忘れさせ屋のドロップス

「姉貴、きてたんだ」

 遥の顔が何だか見れなくて、私は俯いた。 

「遥、どう言うこと?何があった?」

「別に」

 渚さんが立ち上がって、遥の胸元を掴んだ。

「遥、いいかげんにしなよ?」

「離せよ、姉貴に関係ねーだろ!」

「関係ない?よくそんなガキみたいなことが言えるね?遥?言ったよね。早くそんな、馬鹿げたコト、辞めなって。大体有桜ちゃんを何だと思ってる訳?泣かせてばっかりで、遥は平気なの?」  


 渚さんの遥の胸元を掴む手が、強くなるのが分かった。

ーーーー私は思わず立ち上がっていた。

「あの、やめて下さい!遥は悪くなく……」

「平気な訳ねぇだろ!」

 遥の怒鳴り声に身体が固まった。

「大きな声だすな!ガキかよ。

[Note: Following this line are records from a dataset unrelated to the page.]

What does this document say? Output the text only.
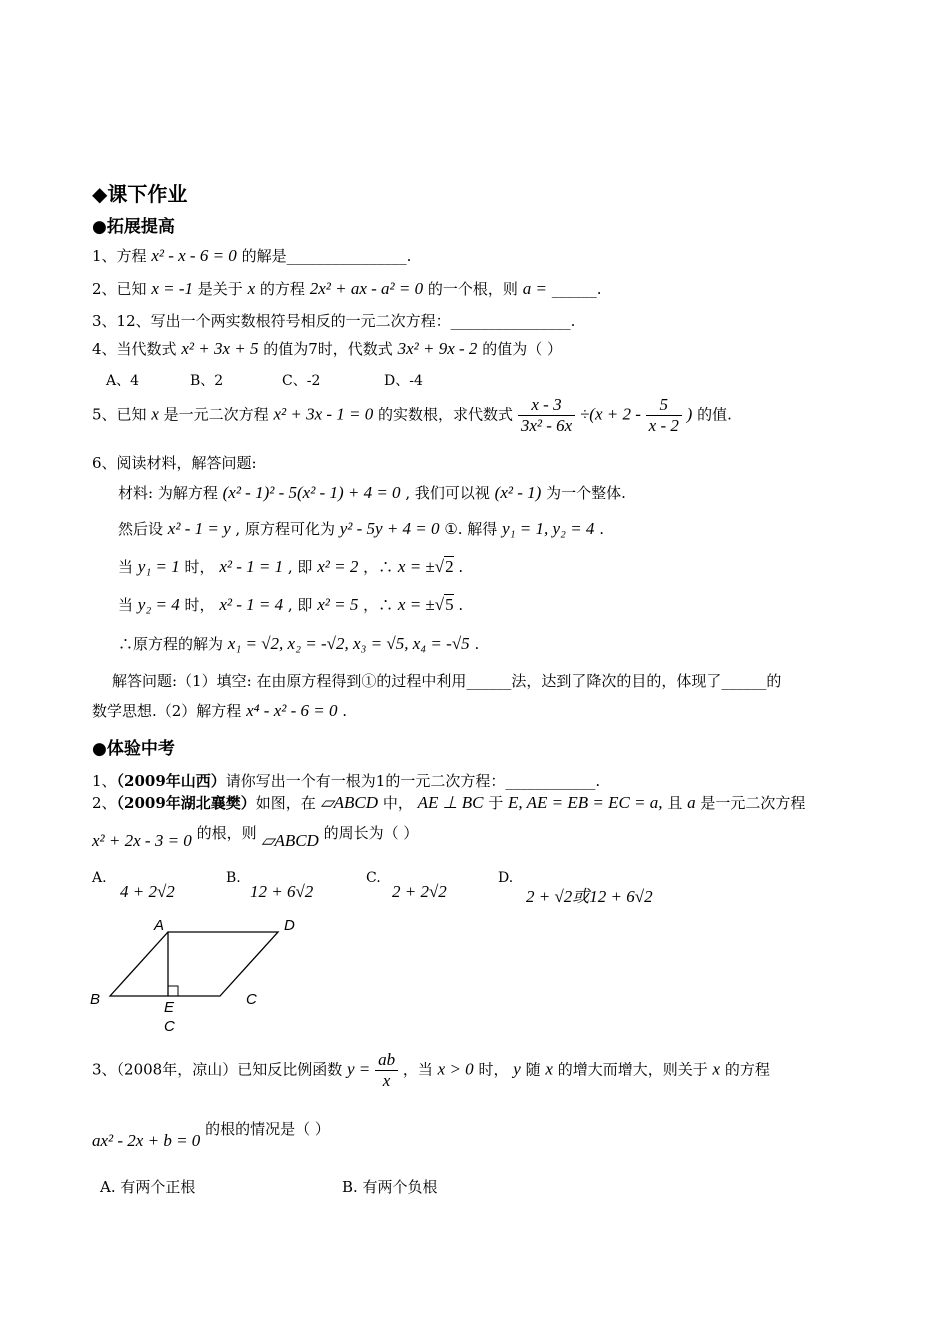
◆课下作业
●拓展提高
1、方程 x² - x - 6 = 0 的解是________________.
2、已知 x = -1 是关于 x 的方程 2x² + ax - a² = 0 的一个根，则 a = ______.
3、12、写出一个两实数根符号相反的一元二次方程：________________.
4、当代数式 x² + 3x + 5 的值为7时，代数式 3x² + 9x - 2 的值为（ ）
A、4	B、2	C、-2	D、-4
5、已知 x 是一元二次方程 x² + 3x - 1 = 0 的实数根，求代数式 $\frac{x - 3}{\text{3x² - 6x}} \div(x + 2 - \frac{5}{x - 2}$ ) 的值.
6、阅读材料，解答问题:
材料: 为解方程 (x² - 1)² - 5(x² - 1) + 4 = 0 , 我们可以视 (x² - 1) 为一个整体.
然后设 x² - 1 = y , 原方程可化为 y² - 5y + 4 = 0 ①. 解得 y₁ = 1, y₂ = 4 .
当 y₁ = 1 时， x² - 1 = 1 , 即 x² = 2 ，∴ x = ±√2 .
当 y₂ = 4 时， x² - 1 = 4 , 即 x² = 5 ，∴ x = ±√5 .
∴原方程的解为 x₁ = √2, x₂ = -√2, x₃ = √5, x₄ = -√5 .
解答问题:（1）填空: 在由原方程得到①的过程中利用______法，达到了降次的目的，体现了______的
数学思想.（2）解方程 x⁴ - x² - 6 = 0 .
●体验中考
1、（2009年山西）请你写出一个有一根为1的一元二次方程：____________.
2、（2009年湖北襄樊）如图，在 ▱ABCD 中， AE ⊥ BC 于 E, AE = EB = EC = a, 且 a 是一元二次方程
x² + 2x - 3 = 0 的根，则 ▱ABCD 的周长为（ ）
A.
4 + 2√2
B.
12 + 6√2
C.
2 + 2√2
D.
2 + √2或12 + 6√2
A	D
B	C
E
C
3、（2008年，凉山）已知反比例函数 $y = \frac{ab}{x}$ ，当 x > 0 时， y 随 x 的增大而增大，则关于 x 的方程
ax² - 2x + b = 0 的根的情况是（ ）
A. 有两个正根	B. 有两个负根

とりあえず有桜ちゃんは家で預かるから、もうアンタには任せられない!」

 渚さんが、おいで、と私の右手をひいた。

 遥の横を通り過ぎる時に、遥が、私の左の手首を掴んだ。

「……遥」

 見上げた遥は唇を噛み締めて、何かを堪えているように見えた。 

「行くな」

「あんたね、言ってることとやってること矛盾してるの分かってんの?」

 渚さんが遥と目線を合わせるように、私の前に立った。

「うるせ。……有桜と話しがしたい」

「遥……、うん……分かった……」 

「有桜ちゃん、無理しなくていいんだよ?」  

 渚さんは優しい。遥と一緒で。

「私も……遥と話したいから」

渚さんが、話が終わったら、アタシん家に来て、まってるから。といい残して、私と遥を置いて部屋から出て行った。